For those paying attention to education reform conversations in the Twin Cities, one thing might seem to be missing: the voices of the families, communities, and students reform movements say they are focused on. Yes, there are endless dictates and conclusions from every side about what families want, or what is good for students, but what do the families and students really think about all of this?
I have been dwelling on this for a couple of weeks now, since I attended an education forum put on by Minnesota Neighborhoods Organizing for Change (NOC), and held at the Minneapolis Urban League. The forum brought together local educators and activists to discuss education reform ideas from within north Minneapolis, rather than from outside of it, which often seems to be the case.
One of the featured speakers at this forum was Chicago teacher and activist Jitu Brown. Brown is a passionate advocate for education, and has been on the frontlines of protests in Chicago over the recent closure of a large number of public schools there.
At the education forum, Brown began his talk by quoting Kwame Nkrumah, the first president of Ghana, saying: “It is far better to be free to govern or misgovern yourself than to be governed by anybody else.” He then went on to declare that the “education crisis” in the United States is “not an accident,” saying that creating a “good school is not a mystery.”
As Brown described it, a “good school” is one that promotes the arts as heavily as it does math or reading. In Brown’s experience, art, including creative writing, made a big difference in his own education on the south side of Chicago, and he would like to see this restored to public education. He also told the crowd that Chicago is “getting out of the neighborhood school business,” and noted that, in his community, “everything is for sale.”
Brown grew up on the south side of Chicago, and he was educated there.
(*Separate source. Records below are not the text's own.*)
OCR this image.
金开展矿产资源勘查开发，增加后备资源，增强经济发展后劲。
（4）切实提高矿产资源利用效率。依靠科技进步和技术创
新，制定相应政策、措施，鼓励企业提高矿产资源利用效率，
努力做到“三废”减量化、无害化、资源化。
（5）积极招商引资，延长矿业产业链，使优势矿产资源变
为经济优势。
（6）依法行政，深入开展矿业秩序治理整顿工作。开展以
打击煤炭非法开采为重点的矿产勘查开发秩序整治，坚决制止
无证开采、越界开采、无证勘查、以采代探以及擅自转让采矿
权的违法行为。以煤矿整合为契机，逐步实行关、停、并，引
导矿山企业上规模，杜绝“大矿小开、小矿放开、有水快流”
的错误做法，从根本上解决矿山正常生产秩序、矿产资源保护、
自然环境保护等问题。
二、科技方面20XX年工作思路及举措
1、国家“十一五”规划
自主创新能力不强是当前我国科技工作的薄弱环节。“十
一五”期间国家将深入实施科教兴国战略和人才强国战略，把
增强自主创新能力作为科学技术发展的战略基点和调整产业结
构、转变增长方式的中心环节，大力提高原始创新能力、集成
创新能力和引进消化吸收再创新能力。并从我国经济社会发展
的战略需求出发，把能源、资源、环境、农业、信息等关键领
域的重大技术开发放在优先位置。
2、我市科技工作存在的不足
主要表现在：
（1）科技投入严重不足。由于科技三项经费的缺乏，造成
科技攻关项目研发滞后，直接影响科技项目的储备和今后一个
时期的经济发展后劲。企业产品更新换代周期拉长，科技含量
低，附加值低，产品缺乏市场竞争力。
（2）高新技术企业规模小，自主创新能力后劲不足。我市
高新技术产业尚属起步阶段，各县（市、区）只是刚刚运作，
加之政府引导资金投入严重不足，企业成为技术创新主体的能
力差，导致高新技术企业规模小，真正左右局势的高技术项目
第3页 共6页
He still lives there, is raising his own family there, and is an educator. The schools being closed in Chicago are in neighborhoods like his, with high poverty rates and higher percentages of non-white residents. For him, the debate over how to “fix” schools is personal.
And that’s just the point. Brown is out to “fix” schools, just like anyone else who has weighed in on this issue, from Education Secretary Arne Duncan to local education reform interests. Brown energized those attending NOC’s education forum by offering a “Sustainable School Transformation” plan, which is not a new idea, but is one worth examining more closely.
The National Opportunity to Learn Campaign wrote about the sustainable school transformation movement back in 2010, noting that, “For too long, low-income communities of color have been targeted for top-down school improvement efforts.” This “opportunity to learn” campaign has argued for putting the families, teachers, and students who live in these communities at the forefront of school reform plans, noting that improvement strategies often fail because they are not “grounded in a collective vision or owned by those who must put them into effect.”
In a climate of increasing tension and polarization around how to improve our schools, is a more inclusive, community-led approach the way to go?